Nel presente studio è stato inoltre osservata per la prima volta una correlazione tra livelli di linfociti Treg e prognosi nei pazienti con mesotelioma trattati con IL-2: i pazienti con elevati livelli di Treg mostravano minore sopravvivenza e minore tempo alla progressione. Anche tale associazione non è stata osservata nella casistica di pazienti non trattati con IL-2, confermando il ruolo fondamentale di IL-2 nell’omeostasi delle cellule Treg e supportando anche l’utilizzo di strategie di deplezione dei linfociti T regolatori per aumentare l’efficacia dell’immunoterapia con IL-2. Un solo studio ha correlato i linfociti intra-tumorali con la prognosi dei pazienti con MPM dimostrando un’associazione tra alti livelli di linfociti T effettori CD8+ e una miglior prognosi e una minore incidenza di metastasi linfonodali (Anraku et al, 2008). Una simile tendenza per quanto riguarda i linfociti CD8+ è stata osservata anche nel nostro studio sebbene non raggiungesse la significatività.
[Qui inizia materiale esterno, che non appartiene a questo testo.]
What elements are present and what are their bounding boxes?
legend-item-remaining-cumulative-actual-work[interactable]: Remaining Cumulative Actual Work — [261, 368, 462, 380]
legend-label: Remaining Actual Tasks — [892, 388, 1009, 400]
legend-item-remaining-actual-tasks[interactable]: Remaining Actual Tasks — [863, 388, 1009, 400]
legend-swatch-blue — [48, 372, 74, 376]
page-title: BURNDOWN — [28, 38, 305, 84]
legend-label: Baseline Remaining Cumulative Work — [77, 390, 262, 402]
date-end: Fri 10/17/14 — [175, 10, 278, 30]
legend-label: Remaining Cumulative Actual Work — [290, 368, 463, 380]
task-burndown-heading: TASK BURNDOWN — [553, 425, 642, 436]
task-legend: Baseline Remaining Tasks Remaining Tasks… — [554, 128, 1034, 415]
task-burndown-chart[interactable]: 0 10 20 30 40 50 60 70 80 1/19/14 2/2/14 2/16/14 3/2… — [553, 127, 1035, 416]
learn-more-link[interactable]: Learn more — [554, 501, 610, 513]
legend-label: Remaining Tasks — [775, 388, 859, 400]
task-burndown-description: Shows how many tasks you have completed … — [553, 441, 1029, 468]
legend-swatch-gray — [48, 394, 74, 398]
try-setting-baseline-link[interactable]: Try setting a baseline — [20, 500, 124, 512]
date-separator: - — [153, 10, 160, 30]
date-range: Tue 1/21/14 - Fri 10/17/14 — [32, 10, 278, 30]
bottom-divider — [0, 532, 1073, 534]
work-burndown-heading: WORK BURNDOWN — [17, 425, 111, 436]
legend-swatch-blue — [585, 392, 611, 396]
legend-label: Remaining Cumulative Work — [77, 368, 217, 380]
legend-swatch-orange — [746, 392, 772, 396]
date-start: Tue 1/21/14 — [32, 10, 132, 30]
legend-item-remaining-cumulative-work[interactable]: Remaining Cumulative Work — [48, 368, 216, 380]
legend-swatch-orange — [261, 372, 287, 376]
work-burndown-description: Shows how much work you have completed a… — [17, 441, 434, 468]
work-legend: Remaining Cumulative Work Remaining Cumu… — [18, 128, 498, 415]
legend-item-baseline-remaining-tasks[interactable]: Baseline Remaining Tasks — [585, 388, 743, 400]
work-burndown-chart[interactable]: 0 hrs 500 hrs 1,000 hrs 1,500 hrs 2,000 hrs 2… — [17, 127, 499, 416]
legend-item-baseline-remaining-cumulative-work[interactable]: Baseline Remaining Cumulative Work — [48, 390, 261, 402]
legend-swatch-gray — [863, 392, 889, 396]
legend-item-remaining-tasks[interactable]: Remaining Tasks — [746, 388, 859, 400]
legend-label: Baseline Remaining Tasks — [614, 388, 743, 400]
Abbiamo inoltre osservato che la combinazione dei livelli di mastociti triptasi+ e di linfociti Treg è in grado di predire con più efficacia la prognosi dei pazienti confermando la relazione stretta tra questi due parametri immunologici (Lu et al, 2006; Ju et al, 2009), che risultano essere molto promettenti dal punto di vista prognostico nell’identificare gruppi di pazienti con distinti outcomes.
In conclusione i risultati di questo studio confermano che il MPM è altamente infiltrato da cellule infiammatorie, in particolare mastociti triptasi+, linfociti T, citotossici, helper e regolatori e macrofagi. Inoltre, l’aumento dei mastociti triptasi+, dei linfociti Foxp3+ e CD8+, nonchè l’inibizione dell’angiogenesi tumore-associata osservata nei MPM dopo terapia con IL-2 aggiungono nuovi elementi al complesso meccanismo anti-tumorale mediato da questa interleuchina nel MPM. Ulteriori studi saranno comunque necessari per confermare le proprietà funzionali delle cellule
immunitarie effettrici e regolatrici, dato che l’effetto anti-tumorale di IL-2 potrebbe dipendere dal corretto equilibrio tra questi due tipi di cellule.
L’impatto prognostico di alcune cellule del sistema immunitario osservato in questo studio sottolinea inoltre l’importanza dell’analisi immunologica nell’approccio prognostico e terapeutico nei pazienti con mesotelioma pleurico. Conoscere il ruolo delle diverse componenti del sistema immunitario nella progressione neoplastica del mesotelioma aiuterà a comprendere e a disegnare nuovi protocolli di immunoterapia allo scopo di aumentare e rendere così efficiente la risposta immunitaria anti-tumorale.